Direct measurement of increased myocardial cellular 23Na NMR signals in perfused guinea-pig heart induced by dihydroouabain and grayanotoxin-I.

The effects of the cardiac glycoside dihydroouabain (DHO), and the ericaceous toxin grayanotoxin-I (GTX-I) on myocardial cellular sodium (Nai) concentrations were investigated using sodium-23 nuclear magnetic resonance (23Na NMR) spectroscopy at 30 degrees C in isolated perfused guinea-pig hearts. The Nai NMR signals from perfused Langendorff heart preparations were obtained by the modified inversion recovery (IR) method based on the previous observation that the spin-lattice relaxation time (T1) of the Nai (25 or 34 msec at 8.46 Tesla (T)) is much faster than that of extracellular sodium (64 msec at 9.4 T). Nai was estimated from the calibration curve of the frequency area of the 23Na NMR FT spectra plotted against the standard Na concentration.

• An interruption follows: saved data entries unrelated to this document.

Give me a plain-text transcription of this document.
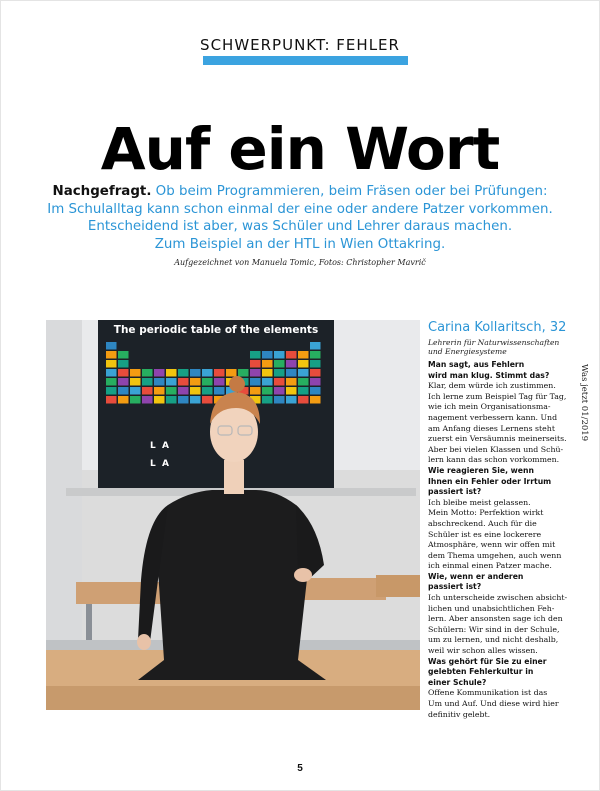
SCHWERPUNKT: FEHLER
Auf ein Wort
Nachgefragt. Ob beim Programmieren, beim Fräsen oder bei Prüfungen:
Im Schulalltag kann schon einmal der eine oder andere Patzer vorkommen.
Entscheidend ist aber, was Schüler und Lehrer daraus machen.
Zum Beispiel an der HTL in Wien Ottakring.
Aufgezeichnet von Manuela Tomic, Fotos: Christopher Mavrič
The periodic table of the elements
L A
L A
Carina Kollaritsch, 32
Lehrerin für Naturwissenschaften
und Energiesysteme
Man sagt, aus Fehlern
wird man klug. Stimmt das?
Klar, dem würde ich zustimmen.
Ich lerne zum Beispiel Tag für Tag,
wie ich mein Organisationsma-
nagement verbessern kann. Und
am Anfang dieses Lernens steht
zuerst ein Versäumnis meinerseits.
Aber bei vielen Klassen und Schü-
lern kann das schon vorkommen.
Wie reagieren Sie, wenn
Ihnen ein Fehler oder Irrtum
passiert ist?
Ich bleibe meist gelassen.
Mein Motto: Perfektion wirkt
abschreckend. Auch für die
Schüler ist es eine lockerere
Atmosphäre, wenn wir offen mit
dem Thema umgehen, auch wenn
ich einmal einen Patzer mache.
Wie, wenn er anderen
passiert ist?
Ich unterscheide zwischen absicht-
lichen und unabsichtlichen Feh-
lern. Aber ansonsten sage ich den
Schülern: Wir sind in der Schule,
um zu lernen, und nicht deshalb,
weil wir schon alles wissen.
Was gehört für Sie zu einer
gelebten Fehlerkultur in
einer Schule?
Offene Kommunikation ist das
Um und Auf. Und diese wird hier
definitiv gelebt.
Was jetzt 01/2019
5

The Nai concentration of the heart increased concomitantly with the positive inotropic effects (PIE) of DHO, GTX-I and monensin (MON). The cumulative sequential addition of DHO (5 x 10(-6) M), GTX-I (7 x 10(-8) M) and MON (5 x 10(-6) M), each of which alone induced no appreciable PIE, produced a 22% elevation in Nai concentration relative to that of the control (100%) accompanying a PIE of 44%. The mechanism of this Nai elevation induced by combinational addition of DHO, GTX-I and MON may be mediated as follows: GTX-I increases the net Na-influx via Na+ channels; DHO inhibits the pumping out of Na+ from the cell; and MON transports external Na+ into the cell, acting as a sodium ionophore. Consequently, these drugs act synergistically to increase the Nai, thereby increasing the intracellular Ca2+ concentration via Na(+)-Ca2+. exchange.